Authorization Model
Datafi's authorization model combines Role-Based Access Control (RBAC) and Attribute-Based Access Control (ABAC) with query-level security to enforce fine-grained access at every level of the platform. Each layer addresses a different dimension of the access decision.
Multi-Level Authorization Flow
Every request passes through three authorization layers in sequence. A failure at any layer terminates the request immediately.
Role-Based Access Control (RBAC)
RBAC governs access based on the user's assigned role. Roles define broad permission boundaries for platform resources.
Built-in Roles
| Role | Datasets | Agents | Connections | Admin |
|---|---|---|---|---|
| Viewer | Read | Run | View | None |
| Editor | Read, Write | Run, Create, Edit | View, Create | None |
| Admin | Full | Full | Full | Full |
| Super Admin | Full | Full | Full | Full + Tenant Mgmt |
Role Assignment
Roles are assigned at two scopes:
- Tenant scope -- the role applies to all resources within the tenant.
- Workspace scope -- the role applies only to resources within a specific workspace.
# Example role assignment
user: [email protected]
assignments:
- scope: tenant
role: viewer
- scope: workspace:analytics
role: editor
In this configuration, Jane has Viewer access across the tenant but Editor access within the analytics workspace. The most permissive matching role applies for a given resource.
Attribute-Based Access Control (ABAC)
ABAC evaluates contextual attributes to make fine-grained decisions that RBAC alone cannot express. While RBAC answers "does this role allow this action?", ABAC answers "do the current conditions allow this specific request?"
Attribute Categories
| Category | Examples | Evaluated Against |
|---|---|---|
| User attributes | Department, clearance level, location | User profile and IdP claims |
| Resource attributes | Data classification, sensitivity tags, owner | Resource metadata |
| Action attributes | Read, Write, Delete, Run | Requested operation |
| Environment attributes | Time of day, IP address, device posture | Request context |
ABAC Policy Example
{
"name": "restrict-pii-to-compliance-team",
"description": "Only compliance team members can access PII-tagged datasets",
"condition": {
"all": [
{ "resource.tags": { "contains": "pii:high" } },
{ "user.department": { "eq": "compliance" } }
]
},
"action": "Read",
"effect": "Allow"
}
This policy ensures that only users in the compliance department can read datasets tagged as pii:high, regardless of their RBAC role.
Combining RBAC and ABAC
RBAC and ABAC are not mutually exclusive -- they work together.
Even though the Editor role permits reading datasets, ABAC can further restrict access based on the specific dataset's tags and the user's attributes.
Query-Level Security
After RBAC and ABAC authorize the user to access a resource, query-level security validates the specific SQL operations the user is attempting.
This layer performs:
- SQL parsing -- the query is decomposed into an abstract syntax tree.
- Table extraction -- all referenced tables are identified.
- Column extraction -- all referenced columns are identified, including those in
WHERE,JOIN, andORDER BYclauses. - Permission validation -- each table and column is checked against the user's column-level policies.
// Example permission check (internal representation)

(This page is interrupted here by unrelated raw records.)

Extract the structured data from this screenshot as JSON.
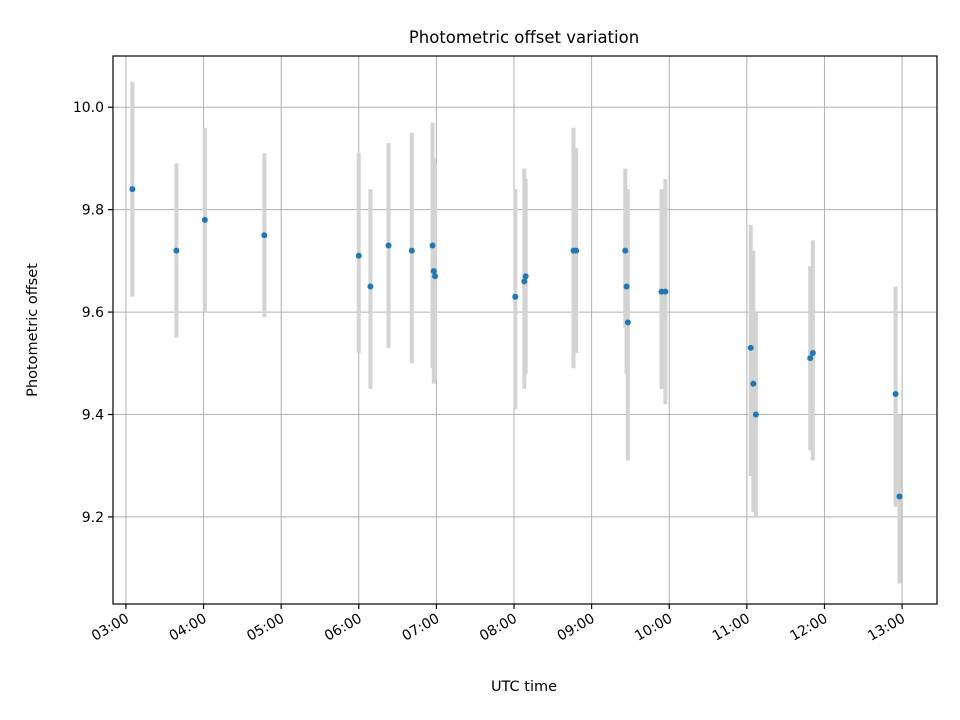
{
  "chart_data": {
    "type": "scatter",
    "title": "Photometric offset variation",
    "xlabel": "UTC time",
    "ylabel": "Photometric offset",
    "xlim": [
      "02:50",
      "13:27"
    ],
    "ylim": [
      9.03,
      10.1
    ],
    "x_ticks": [
      "03:00",
      "04:00",
      "05:00",
      "06:00",
      "07:00",
      "08:00",
      "09:00",
      "10:00",
      "11:00",
      "12:00",
      "13:00"
    ],
    "y_ticks": [
      9.2,
      9.4,
      9.6,
      9.8,
      10.0
    ],
    "y_tick_labels": [
      "9.2",
      "9.4",
      "9.6",
      "9.8",
      "10.0"
    ],
    "grid": true,
    "marker_color": "#1f77b4",
    "errorbar_color": "#d3d3d3",
    "points": [
      {
        "t": "03:05",
        "y": 9.84,
        "lo": 9.63,
        "hi": 10.05
      },
      {
        "t": "03:39",
        "y": 9.72,
        "lo": 9.55,
        "hi": 9.89
      },
      {
        "t": "04:01",
        "y": 9.78,
        "lo": 9.6,
        "hi": 9.96
      },
      {
        "t": "04:47",
        "y": 9.75,
        "lo": 9.59,
        "hi": 9.91
      },
      {
        "t": "06:00",
        "y": 9.71,
        "lo": 9.52,
        "hi": 9.91
      },
      {
        "t": "06:09",
        "y": 9.65,
        "lo": 9.45,
        "hi": 9.84
      },
      {
        "t": "06:23",
        "y": 9.73,
        "lo": 9.53,
        "hi": 9.93
      },
      {
        "t": "06:41",
        "y": 9.72,
        "lo": 9.5,
        "hi": 9.95
      },
      {
        "t": "06:57",
        "y": 9.73,
        "lo": 9.49,
        "hi": 9.97
      },
      {
        "t": "06:58",
        "y": 9.68,
        "lo": 9.46,
        "hi": 9.9
      },
      {
        "t": "06:59",
        "y": 9.67,
        "lo": 9.47,
        "hi": 9.89
      },
      {
        "t": "08:01",
        "y": 9.63,
        "lo": 9.41,
        "hi": 9.84
      },
      {
        "t": "08:08",
        "y": 9.66,
        "lo": 9.45,
        "hi": 9.88
      },
      {
        "t": "08:09",
        "y": 9.67,
        "lo": 9.48,
        "hi": 9.86
      },
      {
        "t": "08:46",
        "y": 9.72,
        "lo": 9.49,
        "hi": 9.96
      },
      {
        "t": "08:48",
        "y": 9.72,
        "lo": 9.52,
        "hi": 9.92
      },
      {
        "t": "09:26",
        "y": 9.72,
        "lo": 9.57,
        "hi": 9.88
      },
      {
        "t": "09:27",
        "y": 9.65,
        "lo": 9.48,
        "hi": 9.83
      },
      {
        "t": "09:28",
        "y": 9.58,
        "lo": 9.31,
        "hi": 9.84
      },
      {
        "t": "09:54",
        "y": 9.64,
        "lo": 9.45,
        "hi": 9.84
      },
      {
        "t": "09:57",
        "y": 9.64,
        "lo": 9.42,
        "hi": 9.86
      },
      {
        "t": "11:03",
        "y": 9.53,
        "lo": 9.28,
        "hi": 9.77
      },
      {
        "t": "11:05",
        "y": 9.46,
        "lo": 9.21,
        "hi": 9.72
      },
      {
        "t": "11:07",
        "y": 9.4,
        "lo": 9.2,
        "hi": 9.6
      },
      {
        "t": "11:49",
        "y": 9.51,
        "lo": 9.33,
        "hi": 9.69
      },
      {
        "t": "11:51",
        "y": 9.52,
        "lo": 9.31,
        "hi": 9.74
      },
      {
        "t": "12:55",
        "y": 9.44,
        "lo": 9.22,
        "hi": 9.65
      },
      {
        "t": "12:58",
        "y": 9.24,
        "lo": 9.07,
        "hi": 9.4
      }
    ]
  }
}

message QueryPermissionCheck {
string user_id = 1;
repeated string tables = 2; // ["customers", "orders"]
repeated string columns = 3; // ["customers.name", "orders.total"]
string action = 4; // "Read"
}
Query-level security is particularly important for AI agents, which generate SQL dynamically. Every agent-generated query is validated against the invoking user's permissions before execution.
Authorization Decision Pipeline
The complete authorization pipeline for a single request:
Deny Precedence
Across all authorization layers, Deny always takes precedence over Allow.
| Scenario | RBAC | ABAC | Query Security | Result |
|---|---|---|---|---|
| All layers allow | Allow | Allow | Allow | Allowed |
| RBAC denies | Deny | -- | -- | Denied |
| ABAC denies | Allow | Deny | -- | Denied |
| Query security denies | Allow | Allow | Deny | Denied |
| No matching policy | -- | -- | -- | Denied (default) |
Best Practices
- Use RBAC for broad access boundaries. Define roles that map to job functions and assign them at the appropriate scope.
- Use ABAC for contextual refinement. Layer ABAC policies on top of RBAC to handle exceptions and sensitive data classifications.
- Define column-level policies for sensitive fields. Do not rely on table-level access alone when individual columns contain PII or financial data.
- Audit the authorization pipeline. Review denied requests regularly to identify misconfigured policies or unauthorized access attempts.
- Apply the principle of least privilege. Grant the minimum set of roles and attributes needed for each user's responsibilities.